I told him what I wanted.

He said, "Why, for God's sake? What are you, turning into a writer? You plan on writing it up for one of the True Detective magazines?"

"I hadn't thought of that, but it would be a good cover sometime."

"Guys would expect to see clips. Seriously, Matt, what's your interest? And don't tell me you've got a client."

"How could I? They lifted my license."

"Way I heard it, you surrendered it voluntarily. And what difference would that make? You worked years without one."

"That was my point, as I recall."

"One of them," he said, and something hung for a moment in the air between us. He asked who hired me and I said I honestly didn't have a client. He said, "The daughter? How much closure does she need, for Christ's sake? The bastards who did it are dead. What's she need with you nosing around?"

"I haven't even met the daughter," I said, "and I don't have a client. My interest is personal."

"You're a public-spirited citizen and you want to see justice done."

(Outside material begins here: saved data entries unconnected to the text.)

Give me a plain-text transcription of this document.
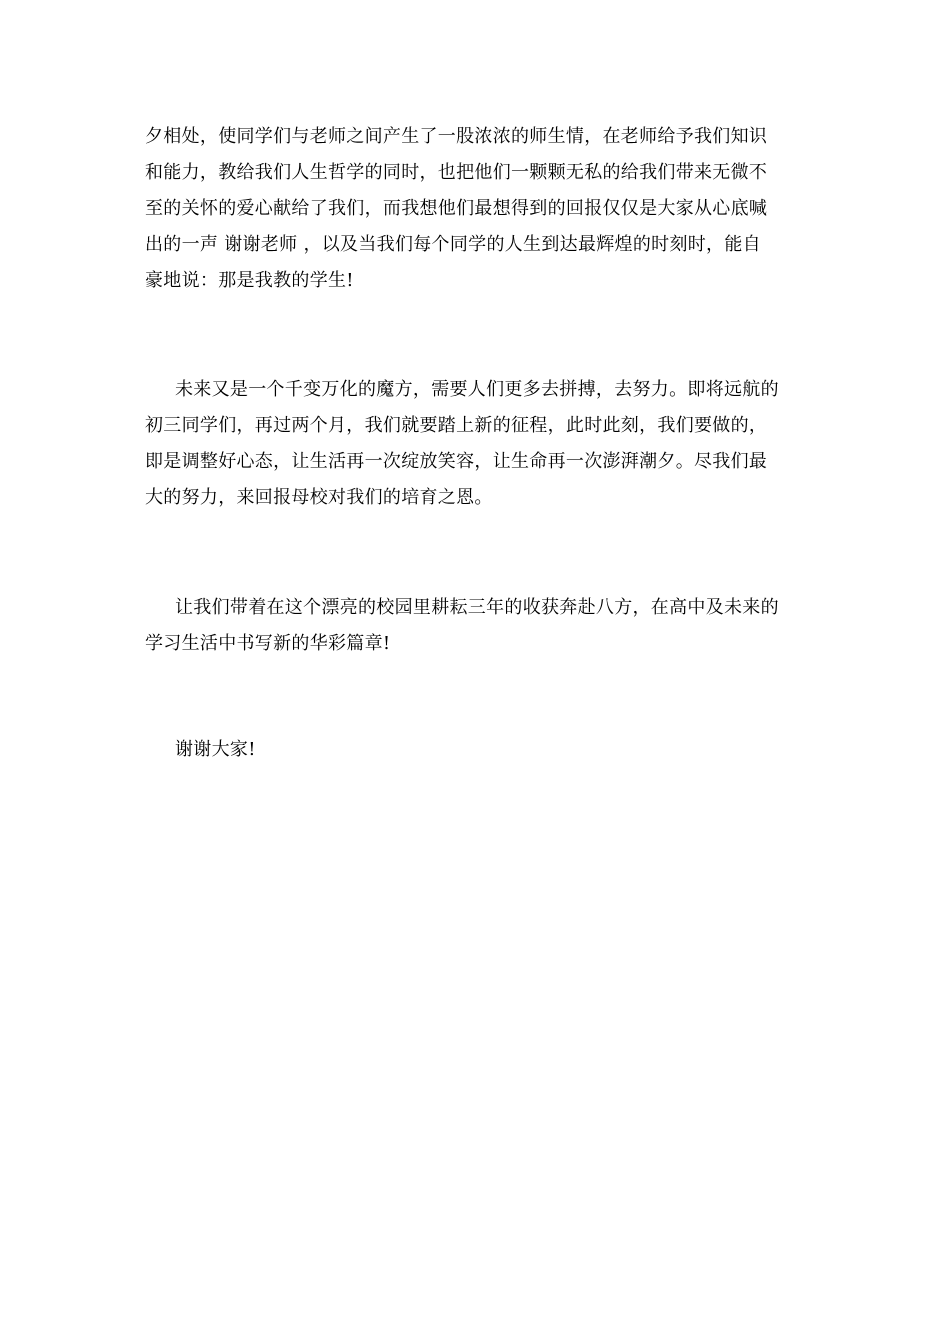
夕相处，使同学们与老师之间产生了一股浓浓的师生情，在老师给予我们知识
和能力，教给我们人生哲学的同时，也把他们一颗颗无私的给我们带来无微不
至的关怀的爱心献给了我们，而我想他们最想得到的回报仅仅是大家从心底喊
出的一声 谢谢老师 ，以及当我们每个同学的人生到达最辉煌的时刻时，能自
豪地说：那是我教的学生!
未来又是一个千变万化的魔方，需要人们更多去拼搏，去努力。即将远航的
初三同学们，再过两个月，我们就要踏上新的征程，此时此刻，我们要做的，
即是调整好心态，让生活再一次绽放笑容，让生命再一次澎湃潮夕。尽我们最
大的努力，来回报母校对我们的培育之恩。
让我们带着在这个漂亮的校园里耕耘三年的收获奔赴八方，在高中及未来的
学习生活中书写新的华彩篇章!
谢谢大家!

"I gather it's already been done," I said. "Did I mention that Elaine and I were at dinner with the Hollanders the night they were killed?"

"It seems to me you did. You were at separate tables together, the way I remember it. You know, there was an elderly gentleman beaten to death on the G train just last month, and G's my father's middle initial, but I never felt the need to get together with the guy who headed up the investigation. Of course it might have been different if I had a client."

"If I had a client, any kind of a client," I said, "I'd have work to do, and I'd be too busy to waste my time bothering with a case that's already been closed."

"That's reason enough to wish you had your license back," he said. "You're serious, aren't you? Lemme make a phone call, see what I can do."